É preciso também se atentar ao tipo de visto que precisa ter e sempre buscar boas notas na faculdade. “Apenas com boas notas você conseguirá um patrocinador, ou seja, uma empresa que te dará uma oportunidade de trabalho na área.”

Para quem quer atuar na área de direito corporativo, a advogada recomenda pegar prática no Brasil primeiro e reaproveitar a prática depois nos EUA. “Principalmente nas áreas de contratual e compliance”, diz Talitha. “Para recém-formados, investir em estágios e networking, como participar de eventos estaduais do BAR, é o caminho mais estratégico.”

O que esperar da política de imigração dos EUA

Atualmente, o processo imigratório nos EUA está complicado por causa da situação da fronteira. “O governo Biden está sendo muito criticado pela política de fronteira, que permitiu o acesso de pessoas que não necessariamente estão ilegais, muitas delas pedem asilo”, diz a advogada que reforça que o número de asilos aumentou muito nos EUA, o que acaba atrasando processos em outras esferas da imigração.

No dia 1º de abril está prevista outra reforma, segundo a advogada, em que o governo aumentará os custos, porque muitos asilados não pagam taxas, o que sobrará para os empregadores. “A crítica entre os americanos é grande e provocou o impeachment do atual Secretário de Segurança Interna”, diz Talitha ao se referir a Alejandro Mayorkas, que era a pessoa responsável por gerenciar a fronteira na divisa com o México.

Hoje não temos candidatos corretos à presidência que podemos dizer que irá ajudar com o processo imigratório.
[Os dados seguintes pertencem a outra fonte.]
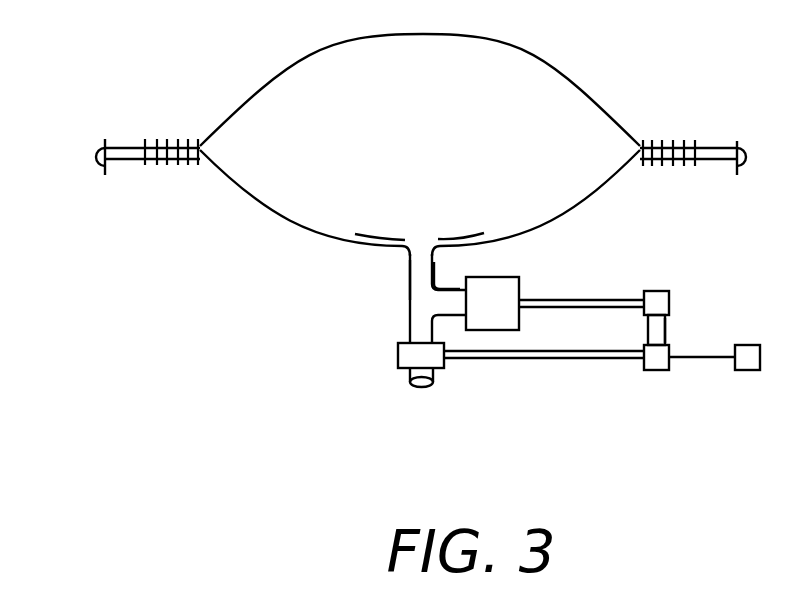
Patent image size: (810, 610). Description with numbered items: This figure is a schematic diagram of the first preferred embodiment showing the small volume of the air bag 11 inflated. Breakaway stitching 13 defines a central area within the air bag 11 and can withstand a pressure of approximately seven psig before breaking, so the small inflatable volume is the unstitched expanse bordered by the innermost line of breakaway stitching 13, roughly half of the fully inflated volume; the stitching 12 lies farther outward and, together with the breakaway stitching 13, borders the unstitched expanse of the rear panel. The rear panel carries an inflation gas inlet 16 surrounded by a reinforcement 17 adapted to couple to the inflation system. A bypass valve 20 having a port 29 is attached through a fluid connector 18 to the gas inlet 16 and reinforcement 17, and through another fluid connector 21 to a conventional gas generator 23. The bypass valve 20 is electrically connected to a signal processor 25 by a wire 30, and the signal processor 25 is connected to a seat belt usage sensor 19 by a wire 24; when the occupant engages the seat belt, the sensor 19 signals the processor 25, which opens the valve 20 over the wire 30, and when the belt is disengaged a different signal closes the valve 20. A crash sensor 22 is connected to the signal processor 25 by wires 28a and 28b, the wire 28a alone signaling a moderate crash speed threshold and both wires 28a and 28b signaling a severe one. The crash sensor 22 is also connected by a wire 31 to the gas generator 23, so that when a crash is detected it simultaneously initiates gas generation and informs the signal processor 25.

The air bag 11 is at (563, 77).
The stitching 12 is at (102, 130).
The breakaway stitching 13 is at (176, 130).
The inflation gas inlet 16 is at (420, 253).
The reinforcement 17 is at (388, 238).
The fluid connector 18 is at (409, 275).
The seat belt usage sensor 19 is at (747, 370).
The bypass valve 20 is at (398, 357).
The fluid connector 21 is at (450, 287).
The crash sensor 22 is at (657, 291).
The gas generator 23 is at (507, 277).
The wire 24 is at (715, 358).
The signal processor 25 is at (657, 370).
The wire 28a is at (648, 333).
The wire 28b is at (665, 328).
The port 29 is at (423, 388).
The wire 30 is at (520, 357).
The wire 31 is at (580, 298).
Os advogados de imigração esperam há muitos anos uma reforma imigratória, que traga uma imigração mais justa e célere”, afirma Talitha.

Cenário graduados em Direito nos EUA

No período de 2013 a 2019, o número de graduandos em Direito experimentou uma significativa redução, segundo Marcelo Gondim, advogado de imigração nos EUA, que afirma que apesar da redução antes da período da pandemia, em 2020, foi observado um aumento modesto e essa tendência se manteve até 2022, totalizando aproximadamente 35 mil formandos nos Estados Unidos.

"Essa profissão, historicamente em alta demanda, é impulsionada pelo aquecimento da economia e pela necessidade crescente de advogados para lidar com negociação de contratos, litígios e advocacia preventiva."